Of course, at least with reference to Christianity, Atkins hadn't quite got things right. Christians do indeed see God as a fountain of love -- 1 John says that God is love, and that it's his love that empowers our love -- but it's not really true to say that Christians see God as the source of distinctions between good and evil, except insofar as they believe their God-given reason enables them to discern the Natural Law we see pointed to at the start of Romans

Christians believe that God is good; that is, they believe that God is infinite goodness. They do not hold that he distinguishes good from evil, but that he is good and that creation itself, coming from God, is also good. Moral evil exists, insofar as it does, not as a positive thing in its own right but as an absence, a Godlessness in our actions, a detachment from God in our lives.

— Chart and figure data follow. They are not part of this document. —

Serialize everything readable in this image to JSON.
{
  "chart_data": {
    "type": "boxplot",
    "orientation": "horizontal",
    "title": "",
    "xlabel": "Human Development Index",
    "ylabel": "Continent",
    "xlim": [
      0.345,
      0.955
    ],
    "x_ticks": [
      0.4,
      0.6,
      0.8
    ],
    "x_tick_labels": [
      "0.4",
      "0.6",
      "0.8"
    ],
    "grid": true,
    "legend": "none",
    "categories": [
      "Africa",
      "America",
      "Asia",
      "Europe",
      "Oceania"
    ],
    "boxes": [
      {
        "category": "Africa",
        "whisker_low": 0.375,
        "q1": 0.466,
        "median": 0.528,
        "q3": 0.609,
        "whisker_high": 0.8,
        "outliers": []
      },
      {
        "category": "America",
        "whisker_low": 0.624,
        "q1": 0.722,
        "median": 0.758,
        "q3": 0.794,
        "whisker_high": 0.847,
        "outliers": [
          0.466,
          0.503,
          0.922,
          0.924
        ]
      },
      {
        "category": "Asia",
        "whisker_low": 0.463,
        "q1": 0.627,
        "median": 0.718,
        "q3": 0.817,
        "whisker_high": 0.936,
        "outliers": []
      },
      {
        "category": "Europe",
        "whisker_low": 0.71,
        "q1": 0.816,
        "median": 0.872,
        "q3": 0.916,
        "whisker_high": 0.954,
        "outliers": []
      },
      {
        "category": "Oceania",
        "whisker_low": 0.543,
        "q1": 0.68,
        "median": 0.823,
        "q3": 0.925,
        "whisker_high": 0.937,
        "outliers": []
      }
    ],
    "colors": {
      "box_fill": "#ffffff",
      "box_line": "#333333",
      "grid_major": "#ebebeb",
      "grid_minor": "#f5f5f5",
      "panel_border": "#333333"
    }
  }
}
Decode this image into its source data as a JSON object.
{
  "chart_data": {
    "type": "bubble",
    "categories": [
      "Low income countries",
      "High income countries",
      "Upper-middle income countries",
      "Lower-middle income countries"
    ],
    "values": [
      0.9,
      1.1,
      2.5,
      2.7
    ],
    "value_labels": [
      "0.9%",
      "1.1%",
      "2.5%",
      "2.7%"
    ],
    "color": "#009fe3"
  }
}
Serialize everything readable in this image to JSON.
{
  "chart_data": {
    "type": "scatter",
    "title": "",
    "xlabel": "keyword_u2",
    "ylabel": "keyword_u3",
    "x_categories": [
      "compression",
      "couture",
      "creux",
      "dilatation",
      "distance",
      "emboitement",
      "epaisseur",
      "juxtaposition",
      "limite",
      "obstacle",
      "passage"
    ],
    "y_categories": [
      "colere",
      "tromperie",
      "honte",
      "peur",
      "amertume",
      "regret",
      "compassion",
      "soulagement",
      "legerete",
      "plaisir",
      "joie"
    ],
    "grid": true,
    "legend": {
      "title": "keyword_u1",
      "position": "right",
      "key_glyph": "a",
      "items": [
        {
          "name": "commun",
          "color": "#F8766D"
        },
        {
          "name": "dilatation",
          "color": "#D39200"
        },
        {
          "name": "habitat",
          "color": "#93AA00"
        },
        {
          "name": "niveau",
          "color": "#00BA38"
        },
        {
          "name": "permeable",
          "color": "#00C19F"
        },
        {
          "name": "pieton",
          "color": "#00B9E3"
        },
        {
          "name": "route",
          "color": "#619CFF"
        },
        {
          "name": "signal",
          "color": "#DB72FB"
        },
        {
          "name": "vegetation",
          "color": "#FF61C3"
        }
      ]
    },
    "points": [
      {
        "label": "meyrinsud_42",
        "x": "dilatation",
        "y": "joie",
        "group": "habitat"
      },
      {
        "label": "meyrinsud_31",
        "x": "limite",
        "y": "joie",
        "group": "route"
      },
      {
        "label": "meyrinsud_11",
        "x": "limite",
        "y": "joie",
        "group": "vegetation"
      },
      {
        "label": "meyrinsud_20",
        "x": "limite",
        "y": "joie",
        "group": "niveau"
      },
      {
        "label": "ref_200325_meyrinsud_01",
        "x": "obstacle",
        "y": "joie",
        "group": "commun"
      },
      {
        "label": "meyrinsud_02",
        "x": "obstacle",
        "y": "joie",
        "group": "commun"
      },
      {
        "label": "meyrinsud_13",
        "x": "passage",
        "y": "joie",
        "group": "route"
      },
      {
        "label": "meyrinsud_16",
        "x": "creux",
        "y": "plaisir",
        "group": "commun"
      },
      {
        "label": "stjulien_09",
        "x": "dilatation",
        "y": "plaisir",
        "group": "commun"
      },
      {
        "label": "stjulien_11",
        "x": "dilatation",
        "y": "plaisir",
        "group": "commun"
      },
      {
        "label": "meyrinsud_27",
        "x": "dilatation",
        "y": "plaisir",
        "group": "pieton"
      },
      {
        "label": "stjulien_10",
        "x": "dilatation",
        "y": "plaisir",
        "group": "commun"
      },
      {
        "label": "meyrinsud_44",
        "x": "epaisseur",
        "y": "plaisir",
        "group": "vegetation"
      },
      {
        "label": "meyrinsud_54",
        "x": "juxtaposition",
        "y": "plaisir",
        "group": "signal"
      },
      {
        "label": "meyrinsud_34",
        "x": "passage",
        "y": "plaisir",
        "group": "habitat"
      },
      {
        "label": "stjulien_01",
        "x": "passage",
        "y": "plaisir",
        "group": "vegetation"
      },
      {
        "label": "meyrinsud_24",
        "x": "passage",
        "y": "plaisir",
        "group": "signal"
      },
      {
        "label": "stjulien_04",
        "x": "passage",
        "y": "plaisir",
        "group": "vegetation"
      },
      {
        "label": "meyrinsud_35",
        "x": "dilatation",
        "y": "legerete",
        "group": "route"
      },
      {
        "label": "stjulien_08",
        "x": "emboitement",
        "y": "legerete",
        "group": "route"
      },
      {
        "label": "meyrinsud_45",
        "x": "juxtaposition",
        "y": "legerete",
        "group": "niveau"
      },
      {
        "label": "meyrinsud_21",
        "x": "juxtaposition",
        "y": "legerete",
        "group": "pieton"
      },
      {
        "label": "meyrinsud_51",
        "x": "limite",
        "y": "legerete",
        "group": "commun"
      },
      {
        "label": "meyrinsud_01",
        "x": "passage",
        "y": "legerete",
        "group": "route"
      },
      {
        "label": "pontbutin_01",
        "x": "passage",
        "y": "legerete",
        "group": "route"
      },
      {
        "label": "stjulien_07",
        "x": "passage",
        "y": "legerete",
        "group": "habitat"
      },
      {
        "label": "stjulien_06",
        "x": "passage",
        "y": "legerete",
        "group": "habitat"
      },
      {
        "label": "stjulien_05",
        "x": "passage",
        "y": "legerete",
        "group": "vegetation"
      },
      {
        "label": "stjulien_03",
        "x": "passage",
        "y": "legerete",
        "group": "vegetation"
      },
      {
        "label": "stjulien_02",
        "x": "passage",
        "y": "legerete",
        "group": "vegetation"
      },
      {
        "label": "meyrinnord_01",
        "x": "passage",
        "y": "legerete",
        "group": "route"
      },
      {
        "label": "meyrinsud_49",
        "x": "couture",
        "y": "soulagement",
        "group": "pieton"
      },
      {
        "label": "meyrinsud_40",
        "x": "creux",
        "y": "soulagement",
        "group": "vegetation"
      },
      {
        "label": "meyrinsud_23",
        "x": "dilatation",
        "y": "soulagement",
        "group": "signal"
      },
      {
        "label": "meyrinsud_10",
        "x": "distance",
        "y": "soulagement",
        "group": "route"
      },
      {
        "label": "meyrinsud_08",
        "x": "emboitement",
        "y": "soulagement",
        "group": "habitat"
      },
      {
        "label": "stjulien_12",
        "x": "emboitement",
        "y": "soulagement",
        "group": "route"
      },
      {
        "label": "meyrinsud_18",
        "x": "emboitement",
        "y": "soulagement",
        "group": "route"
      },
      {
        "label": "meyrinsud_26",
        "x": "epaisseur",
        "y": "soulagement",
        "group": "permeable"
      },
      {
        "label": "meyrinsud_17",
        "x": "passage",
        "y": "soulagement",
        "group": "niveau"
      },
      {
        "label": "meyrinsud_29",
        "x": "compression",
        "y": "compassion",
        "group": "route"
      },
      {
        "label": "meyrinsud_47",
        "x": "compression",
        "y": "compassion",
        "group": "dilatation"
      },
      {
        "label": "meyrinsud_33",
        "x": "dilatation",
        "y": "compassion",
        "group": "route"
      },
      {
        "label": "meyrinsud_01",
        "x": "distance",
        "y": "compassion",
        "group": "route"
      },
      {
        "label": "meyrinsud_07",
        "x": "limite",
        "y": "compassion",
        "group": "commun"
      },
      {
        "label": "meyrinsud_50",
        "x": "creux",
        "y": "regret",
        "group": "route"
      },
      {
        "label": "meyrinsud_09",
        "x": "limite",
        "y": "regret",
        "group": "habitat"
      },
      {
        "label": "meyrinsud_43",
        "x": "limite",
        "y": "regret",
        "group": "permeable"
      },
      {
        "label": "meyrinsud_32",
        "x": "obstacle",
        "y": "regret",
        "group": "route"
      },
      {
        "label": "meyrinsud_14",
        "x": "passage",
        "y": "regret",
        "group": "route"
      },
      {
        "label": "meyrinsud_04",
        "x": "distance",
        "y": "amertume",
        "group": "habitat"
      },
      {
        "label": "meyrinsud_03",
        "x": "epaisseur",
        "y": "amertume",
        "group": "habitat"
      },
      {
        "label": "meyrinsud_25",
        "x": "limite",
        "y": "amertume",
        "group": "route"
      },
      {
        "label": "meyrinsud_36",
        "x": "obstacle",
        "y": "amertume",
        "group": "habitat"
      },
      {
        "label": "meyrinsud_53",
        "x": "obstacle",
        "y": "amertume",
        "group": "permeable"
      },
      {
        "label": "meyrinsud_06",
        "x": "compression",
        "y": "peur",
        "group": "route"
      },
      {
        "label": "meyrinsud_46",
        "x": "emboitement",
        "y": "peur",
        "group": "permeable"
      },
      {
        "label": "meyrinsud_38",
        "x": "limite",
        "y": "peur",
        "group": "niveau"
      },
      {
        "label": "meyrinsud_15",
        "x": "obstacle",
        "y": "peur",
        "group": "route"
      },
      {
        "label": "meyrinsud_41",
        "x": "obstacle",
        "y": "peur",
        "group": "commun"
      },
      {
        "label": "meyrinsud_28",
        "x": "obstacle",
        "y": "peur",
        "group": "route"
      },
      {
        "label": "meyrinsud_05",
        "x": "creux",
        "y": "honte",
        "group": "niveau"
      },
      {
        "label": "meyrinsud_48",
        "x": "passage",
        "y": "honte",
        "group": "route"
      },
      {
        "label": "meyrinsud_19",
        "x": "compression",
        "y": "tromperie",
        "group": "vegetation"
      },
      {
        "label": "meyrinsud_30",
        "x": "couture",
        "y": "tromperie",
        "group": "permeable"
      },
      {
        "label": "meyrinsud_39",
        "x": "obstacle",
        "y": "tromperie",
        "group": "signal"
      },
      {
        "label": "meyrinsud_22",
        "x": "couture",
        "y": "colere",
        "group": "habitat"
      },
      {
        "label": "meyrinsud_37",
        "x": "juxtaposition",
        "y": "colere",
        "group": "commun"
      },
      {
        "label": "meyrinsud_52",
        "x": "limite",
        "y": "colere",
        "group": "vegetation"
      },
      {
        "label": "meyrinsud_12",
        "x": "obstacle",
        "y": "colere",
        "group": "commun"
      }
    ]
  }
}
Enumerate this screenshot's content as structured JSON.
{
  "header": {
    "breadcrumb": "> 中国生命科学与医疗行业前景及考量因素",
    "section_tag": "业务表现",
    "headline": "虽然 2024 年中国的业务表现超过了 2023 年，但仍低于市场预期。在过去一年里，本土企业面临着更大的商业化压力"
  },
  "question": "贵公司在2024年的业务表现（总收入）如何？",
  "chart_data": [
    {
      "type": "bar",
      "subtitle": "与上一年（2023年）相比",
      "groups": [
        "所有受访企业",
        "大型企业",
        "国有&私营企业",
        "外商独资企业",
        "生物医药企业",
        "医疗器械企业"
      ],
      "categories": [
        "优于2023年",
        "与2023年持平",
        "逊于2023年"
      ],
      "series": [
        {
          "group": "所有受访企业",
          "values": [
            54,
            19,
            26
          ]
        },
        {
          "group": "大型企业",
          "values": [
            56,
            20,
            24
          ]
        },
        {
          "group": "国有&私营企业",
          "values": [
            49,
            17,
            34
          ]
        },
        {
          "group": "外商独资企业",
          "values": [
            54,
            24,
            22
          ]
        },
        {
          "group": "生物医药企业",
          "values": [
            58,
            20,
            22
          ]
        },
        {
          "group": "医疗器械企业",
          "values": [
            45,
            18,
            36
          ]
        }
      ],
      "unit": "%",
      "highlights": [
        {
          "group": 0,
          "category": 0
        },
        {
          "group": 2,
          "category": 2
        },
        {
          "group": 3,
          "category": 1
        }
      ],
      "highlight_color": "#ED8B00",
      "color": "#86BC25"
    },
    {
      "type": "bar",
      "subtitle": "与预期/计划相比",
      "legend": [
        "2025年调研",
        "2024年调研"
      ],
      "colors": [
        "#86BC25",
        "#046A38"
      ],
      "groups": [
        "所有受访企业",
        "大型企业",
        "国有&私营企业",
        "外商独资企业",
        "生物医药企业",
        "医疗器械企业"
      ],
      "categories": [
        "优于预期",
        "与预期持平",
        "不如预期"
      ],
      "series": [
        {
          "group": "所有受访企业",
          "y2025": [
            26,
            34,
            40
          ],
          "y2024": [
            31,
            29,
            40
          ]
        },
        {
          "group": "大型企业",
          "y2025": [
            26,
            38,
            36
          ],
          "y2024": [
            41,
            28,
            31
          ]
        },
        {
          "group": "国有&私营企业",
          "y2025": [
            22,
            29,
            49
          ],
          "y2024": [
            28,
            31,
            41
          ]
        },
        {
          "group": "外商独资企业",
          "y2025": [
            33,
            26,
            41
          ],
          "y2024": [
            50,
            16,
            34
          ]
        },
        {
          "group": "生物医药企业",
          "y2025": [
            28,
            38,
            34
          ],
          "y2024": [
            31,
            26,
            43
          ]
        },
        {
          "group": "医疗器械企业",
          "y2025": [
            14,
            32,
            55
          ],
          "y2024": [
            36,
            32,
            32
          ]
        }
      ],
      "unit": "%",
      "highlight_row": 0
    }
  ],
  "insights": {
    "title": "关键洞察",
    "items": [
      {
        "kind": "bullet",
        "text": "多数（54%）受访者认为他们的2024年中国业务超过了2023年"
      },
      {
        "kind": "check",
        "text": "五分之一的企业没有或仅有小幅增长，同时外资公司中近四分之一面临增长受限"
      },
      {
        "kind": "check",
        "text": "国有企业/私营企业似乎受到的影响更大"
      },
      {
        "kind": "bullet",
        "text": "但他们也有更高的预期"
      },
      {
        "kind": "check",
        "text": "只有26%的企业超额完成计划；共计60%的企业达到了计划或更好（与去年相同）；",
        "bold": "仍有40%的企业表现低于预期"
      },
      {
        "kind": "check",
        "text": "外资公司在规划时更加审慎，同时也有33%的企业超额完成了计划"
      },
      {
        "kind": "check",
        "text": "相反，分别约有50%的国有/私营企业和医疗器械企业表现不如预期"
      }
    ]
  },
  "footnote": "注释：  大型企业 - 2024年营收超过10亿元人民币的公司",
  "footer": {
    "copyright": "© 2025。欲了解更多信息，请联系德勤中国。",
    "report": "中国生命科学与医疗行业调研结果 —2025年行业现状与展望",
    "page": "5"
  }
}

I would think that any sane Christian would fully agree with Professor Atkins that it's entirely possible for people to deduce a decent moral code based on knowledge, experience, and reason; this doesn't in any respect challenge the standard Christian views that our reason and our basic moral sense are themselves divine in origin, let alone the view that there is an objective and transcendent universal standard of goodness, which we call God.

So to sum up Professor Atkins' argument, he basically said we shouldn't believe in God because he thought it was possible to explain the Universe and derive morality without recourse to the idea of God, because he was aware of no evidence that supported the idea of God, and because bad things happen.

Or, if you like, Peter Atkins said we shouldn't believe in God because:
  1. It's possible to make sense of things without believing in God.
  2. In the unlikely event that God exists, he doesn't behave like Peter Atkins.
I'll talk about the rebbuttals tomorrow.